Après sa comédie criminelle Down Terrace (2009), le briton Ben Weathley change radicalement de registre avec ce second film. Kill List aura en effet beaucoup fait parler de lui à l’occasion de différents festivals, non seulement pour son approche viscérale de la violence mais aussi pour cette façon insidieuse de glisser progressivement d’un genre à l’autre.

L’exposition prend habilement le contre-pied des conventions en nous présentant les protagonistes, tous rassemblés au cours d’un repas entre amis. Au cours de leurs échanges d’un bout à l’autre de la table, le spectateur en apprend en très peu de temps suffisamment sur le background et les liens qui unissent les personnages. Jay est un ancien militaire longtemps reconverti en tueur à gages. Après l’échec d’une mystérieuse mission à Kiev huit mois plus tôt, il a décidé de raccrocher et de se consacrer à sa famille. Las, il doit désormais faire face aux remontrances de son épouse, ancienne bidasse elle-aussi, et qui lui reproche de ne pas être capable de trouver un emploi pour subvenir aux besoins de sa famille.

Ce dîner d’ouverture dégénère rapidement en querelle de couple et ce en présence de Gal, le meilleur ami de Jay ainsi que sa compagne du moment, une dénommée Fiona. Celle-ci profite de la dispute pour s’éclipser dans une autre pièce de la maison et tracer un signe mystérieux derrière un miroir. Un geste tout aussi étrange qu’inexplicable et qui semble annoncer le pire.

Conscient de la situation précaire de son ami, Gal propose alors à Jay de refaire équipe avec lui afin d’exécuter trois contrats successifs figurant sur une liste pour le compte d’un mystérieux employeur. Contraint par la situation, Jay accepte…

D’une noirceur sans concessions, ce polar nous met sur les traces de ce duo de tueurs et s’intéresse plus particulièrement à la trajectoire de Jay. Ben Weathley dresse le portrait ambivalent d’un personnage incapable de s’adapter durablement à la vie civile. D’abord réticent à l’idée de reprendre son travail de tueur, Jay révèle peu à peu au cours de l’intrigue et de ses mises à mort successives, la personnalité d’un exécuteur froid et vindicatif, non dépourvu d’une certaine éthique. Par l’importance qu’il prend au fil de l’histoire, Jay relègue finalement Gal son comparse d’infortune au second plan, un personnage que tout semblait pourtant désigner au départ comme l’ascendant du duo.

Au cours d’une intrigue que beaucoup pourront juger un peu lente, les tueries successives, brutales certes mais jamais complaisantes, en révèlent à chaque fois plus sur la personnalité ambivalente d’un protagoniste pétri de contradictions et d’états d’âmes. Ainsi, Jay se transforme-t-il en une sorte de justicier lorsqu’il découvre sur une bande vidéo les atrocités commises par l’une de ses cibles qu’il finit par massacrer à coups de marteau.
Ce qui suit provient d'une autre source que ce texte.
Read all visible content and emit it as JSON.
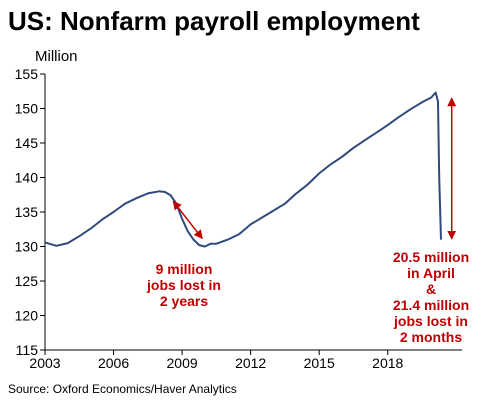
{
  "title": "US: Nonfarm payroll employment",
  "unit_label": "Million",
  "source": "Source: Oxford Economics/Haver Analytics",
  "colors": {
    "line": "#2f4b7c",
    "annotation": "#c00000",
    "axis": "#000000"
  },
  "annotations": [
    {
      "lines": [
        "9 million",
        "jobs lost in",
        "2 years"
      ]
    },
    {
      "lines": [
        "20.5 million",
        "in April",
        "&",
        "21.4 million",
        "jobs lost in",
        "2 months"
      ]
    }
  ],
  "chart_data": {
    "type": "line",
    "xlabel": "",
    "ylabel": "Million",
    "xlim": [
      2003,
      2021.25
    ],
    "ylim": [
      115,
      155
    ],
    "x_ticks": [
      2003,
      2006,
      2009,
      2012,
      2015,
      2018
    ],
    "y_ticks": [
      115,
      120,
      125,
      130,
      135,
      140,
      145,
      150,
      155
    ],
    "grid": false,
    "series": [
      {
        "x": [
          2003.0,
          2003.5,
          2004.0,
          2004.5,
          2005.0,
          2005.5,
          2006.0,
          2006.5,
          2007.0,
          2007.5,
          2008.0,
          2008.25,
          2008.5,
          2008.75,
          2009.0,
          2009.25,
          2009.5,
          2009.75,
          2010.0,
          2010.25,
          2010.5,
          2011.0,
          2011.5,
          2012.0,
          2012.5,
          2013.0,
          2013.5,
          2014.0,
          2014.5,
          2015.0,
          2015.5,
          2016.0,
          2016.5,
          2017.0,
          2017.5,
          2018.0,
          2018.5,
          2019.0,
          2019.5,
          2019.9,
          2020.1,
          2020.2,
          2020.25,
          2020.33
        ],
        "values": [
          130.6,
          130.1,
          130.5,
          131.5,
          132.6,
          133.9,
          135.0,
          136.2,
          137.0,
          137.7,
          138.0,
          137.9,
          137.4,
          136.2,
          134.0,
          132.2,
          131.0,
          130.2,
          130.0,
          130.4,
          130.4,
          131.0,
          131.8,
          133.2,
          134.2,
          135.2,
          136.2,
          137.7,
          139.0,
          140.6,
          141.9,
          143.0,
          144.3,
          145.4,
          146.5,
          147.6,
          148.8,
          149.9,
          150.9,
          151.6,
          152.3,
          151.0,
          140.0,
          131.0
        ]
      }
    ],
    "annotations": [
      {
        "label": "9 million jobs lost in 2 years",
        "arrow_from": [
          2008.0,
          138.0
        ],
        "arrow_to": [
          2009.75,
          130.3
        ]
      },
      {
        "label": "20.5 million in April & 21.4 million jobs lost in 2 months",
        "arrow_from": [
          2020.8,
          151.5
        ],
        "arrow_to": [
          2020.8,
          131.1
        ]
      }
    ]
  }
}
Moralement éprouvé par cette série d’assassinats et la découverte des abominables secrets qu’ils sont censés couvrir, Jay plonge progressivement dans une spirale infernale dont il lui semble bientôt impossible de pouvoir s’extraire.

Car non sans jamais perdre de vue la trajectoire dramatique de son protagoniste, Wheatley aura pris soin de parsemer son intrigue de différents indices plus ou moins inquiétants qui préparent habilement un changement de cap thématique tout aussi radical que surprenant au cours du dernier tiers de son film. Empruntant alors à l’imagerie et aux thèmes d’un Wicker Man, Wheatley filme en filigrane une société anglaise en pleine déchéance sociale et religieuse dont le degré de dévolution se mesure à ce retour effroyable aux cultes païens des anciens temps.

Toute la force de Kill List réside dans cette montée en puissance dans l’horreur, accentué par le dérèglement mental d’un protagoniste qui atteint son apogée dans un final des plus retors et mémorable. Pour autant, le film de Weathley n’est pas dénué de défauts, la lenteur de l’intrigue pourra agacer plus d’un spectateur et le dernier acte pâtit bel et bien de quelques facilités et incohérences (les agresseurs “masqués” sont soit suicidaires soit simplement stupides, à chaque spectateur de se faire son opinion).

Le fait est que l’on ressort totalement secoué de ce film, tant à cause de sa violence et de la perversité de son scénario que par son atmosphère hautement dépressive. Kill List s’avère être une plongée éprouvante dans un cauchemar psychologique et social duquel certains spectateurs ont des chances de ne pas ressortir indemnes.